Temperature turns to triple digits at DODDS-Europe football camp
August 14, 2003
BITBURG AIR BASE, Germany — It sure doesn’t feel like football weather.
As the biggest DODDS-Europe football camp opened Wednesday, some of the focus was on the near 100-degree temperatures.
About 375 high school students turned out for the three-day round of drills and competitions, the largest turnout in the camp’s 15-year history. Keeping them cool and hydrated is among the biggest concerns of the 26 coaches who volunteered to run the camp.
“We’re all worried about the heat,” said camp director Rik Carr, head coach of the Bitburg Barons, “but we’re well-prepared.
“We have water stations all over the place and medical personnel are present at all times. If the medics decide it’s too hot to continue, we’ll stop what we’re doing immediately.”
In addition to water stations, Carr said the Eifel military community provided the camp with a water trailer. Carr told the campers to use the trailer to douse their heads when they feel the heat catching up with them.
“Get a drink whenever you feel you need to hydrate yourself,” Carr told the campers at Wednesday morning’s introductory session at the Bitburg High School football field.
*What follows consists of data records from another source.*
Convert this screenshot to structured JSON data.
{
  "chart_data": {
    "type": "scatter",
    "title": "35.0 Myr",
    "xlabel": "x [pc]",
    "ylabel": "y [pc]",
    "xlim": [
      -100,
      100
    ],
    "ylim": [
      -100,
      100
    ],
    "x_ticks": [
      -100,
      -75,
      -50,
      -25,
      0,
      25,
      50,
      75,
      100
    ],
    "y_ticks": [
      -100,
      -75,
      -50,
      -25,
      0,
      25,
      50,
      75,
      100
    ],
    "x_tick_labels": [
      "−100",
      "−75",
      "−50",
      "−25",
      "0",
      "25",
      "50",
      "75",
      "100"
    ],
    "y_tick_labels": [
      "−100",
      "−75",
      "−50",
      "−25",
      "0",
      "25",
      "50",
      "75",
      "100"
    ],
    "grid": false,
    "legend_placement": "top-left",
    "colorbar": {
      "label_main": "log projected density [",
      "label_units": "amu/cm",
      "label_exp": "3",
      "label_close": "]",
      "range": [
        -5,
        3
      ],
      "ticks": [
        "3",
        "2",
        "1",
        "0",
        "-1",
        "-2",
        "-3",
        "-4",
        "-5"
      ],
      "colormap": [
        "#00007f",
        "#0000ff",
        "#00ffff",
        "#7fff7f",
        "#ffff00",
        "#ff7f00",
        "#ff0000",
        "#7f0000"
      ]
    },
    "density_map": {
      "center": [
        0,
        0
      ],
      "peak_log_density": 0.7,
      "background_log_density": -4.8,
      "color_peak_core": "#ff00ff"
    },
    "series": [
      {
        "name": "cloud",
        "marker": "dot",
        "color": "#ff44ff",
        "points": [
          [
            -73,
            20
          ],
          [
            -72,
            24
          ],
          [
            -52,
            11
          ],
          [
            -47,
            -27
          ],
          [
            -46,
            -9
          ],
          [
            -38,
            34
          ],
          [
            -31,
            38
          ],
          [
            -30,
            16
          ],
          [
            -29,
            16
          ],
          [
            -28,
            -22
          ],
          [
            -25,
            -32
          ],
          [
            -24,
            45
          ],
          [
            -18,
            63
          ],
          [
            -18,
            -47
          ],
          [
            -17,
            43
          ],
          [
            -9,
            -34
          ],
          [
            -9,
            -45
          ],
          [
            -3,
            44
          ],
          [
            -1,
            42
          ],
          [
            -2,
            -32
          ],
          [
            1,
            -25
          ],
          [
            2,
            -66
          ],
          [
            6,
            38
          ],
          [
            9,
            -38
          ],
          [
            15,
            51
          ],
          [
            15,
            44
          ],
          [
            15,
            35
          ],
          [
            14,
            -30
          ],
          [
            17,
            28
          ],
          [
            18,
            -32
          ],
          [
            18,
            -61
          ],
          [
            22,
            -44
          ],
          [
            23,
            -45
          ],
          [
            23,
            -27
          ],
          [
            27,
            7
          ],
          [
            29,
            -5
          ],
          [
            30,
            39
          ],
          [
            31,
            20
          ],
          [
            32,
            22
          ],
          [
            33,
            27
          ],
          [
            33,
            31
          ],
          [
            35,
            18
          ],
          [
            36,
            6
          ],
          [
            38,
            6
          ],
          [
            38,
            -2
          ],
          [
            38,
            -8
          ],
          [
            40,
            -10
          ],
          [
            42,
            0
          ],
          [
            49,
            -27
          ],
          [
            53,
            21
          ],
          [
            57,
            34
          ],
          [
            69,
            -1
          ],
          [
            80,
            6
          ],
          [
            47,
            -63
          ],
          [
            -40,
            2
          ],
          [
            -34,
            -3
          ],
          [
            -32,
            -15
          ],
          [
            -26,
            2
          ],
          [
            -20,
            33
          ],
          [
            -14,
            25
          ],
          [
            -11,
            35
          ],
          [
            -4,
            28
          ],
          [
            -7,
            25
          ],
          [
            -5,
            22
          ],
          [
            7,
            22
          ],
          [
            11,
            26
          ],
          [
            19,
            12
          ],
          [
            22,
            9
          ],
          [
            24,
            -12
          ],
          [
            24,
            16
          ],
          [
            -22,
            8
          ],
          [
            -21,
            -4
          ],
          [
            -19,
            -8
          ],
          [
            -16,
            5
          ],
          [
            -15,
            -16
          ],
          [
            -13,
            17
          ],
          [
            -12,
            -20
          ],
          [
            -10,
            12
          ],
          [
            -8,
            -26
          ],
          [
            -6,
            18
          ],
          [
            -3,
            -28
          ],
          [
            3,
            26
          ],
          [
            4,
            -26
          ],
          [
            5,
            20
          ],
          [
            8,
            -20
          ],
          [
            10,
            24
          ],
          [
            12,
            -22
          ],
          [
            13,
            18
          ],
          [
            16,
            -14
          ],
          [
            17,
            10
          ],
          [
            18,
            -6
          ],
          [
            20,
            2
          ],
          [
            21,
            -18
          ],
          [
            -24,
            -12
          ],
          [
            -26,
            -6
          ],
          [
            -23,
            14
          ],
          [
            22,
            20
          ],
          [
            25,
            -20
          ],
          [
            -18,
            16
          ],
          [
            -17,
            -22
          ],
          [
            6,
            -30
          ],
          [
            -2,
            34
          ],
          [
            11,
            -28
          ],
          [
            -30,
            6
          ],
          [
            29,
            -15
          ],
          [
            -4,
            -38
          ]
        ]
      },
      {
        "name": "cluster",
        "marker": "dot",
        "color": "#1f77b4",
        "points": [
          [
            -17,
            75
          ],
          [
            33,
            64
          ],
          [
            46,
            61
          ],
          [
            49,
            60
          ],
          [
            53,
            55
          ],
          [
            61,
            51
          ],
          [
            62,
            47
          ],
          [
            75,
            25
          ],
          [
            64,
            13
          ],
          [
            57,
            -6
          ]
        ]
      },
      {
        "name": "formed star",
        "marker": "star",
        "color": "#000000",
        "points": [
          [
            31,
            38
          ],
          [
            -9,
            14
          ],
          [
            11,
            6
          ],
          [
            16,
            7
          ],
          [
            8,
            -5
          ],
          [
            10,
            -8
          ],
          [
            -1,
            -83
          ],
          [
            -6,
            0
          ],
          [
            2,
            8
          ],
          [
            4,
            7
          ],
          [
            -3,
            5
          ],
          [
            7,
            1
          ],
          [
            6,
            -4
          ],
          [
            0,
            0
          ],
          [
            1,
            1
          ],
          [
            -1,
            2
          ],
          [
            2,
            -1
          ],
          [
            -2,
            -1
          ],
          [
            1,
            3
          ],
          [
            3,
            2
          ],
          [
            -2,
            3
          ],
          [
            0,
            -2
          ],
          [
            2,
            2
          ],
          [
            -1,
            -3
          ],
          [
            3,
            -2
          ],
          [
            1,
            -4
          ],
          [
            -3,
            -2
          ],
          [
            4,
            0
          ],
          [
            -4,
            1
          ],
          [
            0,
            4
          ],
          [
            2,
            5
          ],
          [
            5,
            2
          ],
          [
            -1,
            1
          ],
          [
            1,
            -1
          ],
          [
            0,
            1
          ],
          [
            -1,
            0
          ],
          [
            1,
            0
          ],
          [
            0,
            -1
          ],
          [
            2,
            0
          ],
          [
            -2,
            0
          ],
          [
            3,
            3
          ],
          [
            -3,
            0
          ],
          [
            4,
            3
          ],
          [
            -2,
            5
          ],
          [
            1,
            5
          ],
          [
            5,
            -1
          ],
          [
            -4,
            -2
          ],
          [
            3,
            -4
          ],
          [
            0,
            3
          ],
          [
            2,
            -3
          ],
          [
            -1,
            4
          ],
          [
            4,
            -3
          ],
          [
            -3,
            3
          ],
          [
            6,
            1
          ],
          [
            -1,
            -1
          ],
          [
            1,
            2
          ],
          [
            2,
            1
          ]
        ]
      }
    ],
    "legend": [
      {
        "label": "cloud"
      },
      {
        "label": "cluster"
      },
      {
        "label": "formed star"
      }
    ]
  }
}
Players filled two sections of bleachers at the field: a sign of the growing awareness by high school football players that the DODDS camp — with the instruction and conditioning it provides — is an effective path to better performance on the field.
“Look at the people around you,” Carr said after introducing participants who made All-Europe, including running back Ryan Butler of AFNORTH and quarterback Shawn Bachtel and placekicker Garrett Eichhorn of Ansbach. “Eighty percent of the players who will make all-conference and All-Europe this year are attending this camp.”
Although the camp drills stress fundamentals, even the most experienced players were eager to get started.
“I’m trying to get into shape,” Butler said. “The camp helps me get used to the pace of the game again.”
SHAPE quarterback Ryan Rice was working on his mechanics.
“I’m also trying to strengthen my arm and get down my timing with my receivers,” he said.
Those quarterback-receiver drills will get an added dose of game-type conditions this year.
“We’ve added a defensive backs group this season,” Carr said. “[Kaiserslautern head coach] Clint Robinson has agreed to run it. We’ll work them with the receivers.”
The camp opened in 1987 with 185 participants.
“This is a testimony to football,” George said as he surveyed the sea of green-jerseyed campers and coaches, who all volunteered their time this week. “No other sport goes to this much effort and has so many people giving up their vacation time to help out.”
This is the fifth consecutive summer Bitburg has hosted the camp, which breaks up the drills with competitions, such as a 40-yard dash, vertical jump, bench-press, punt-pass-and-kick and ironman.
In all the competitions, backs compete against backs and linemen against linemen.
Carr said the competitions break up the drills and help the players measure themselves.
“With everybody coming to camp,” Carr said, “the kids see the talent pool they’ll be facing. They get to know who the fastest player is, who the strongest player is. They get to know each other. After games, you’ll see them greet each other as friends.”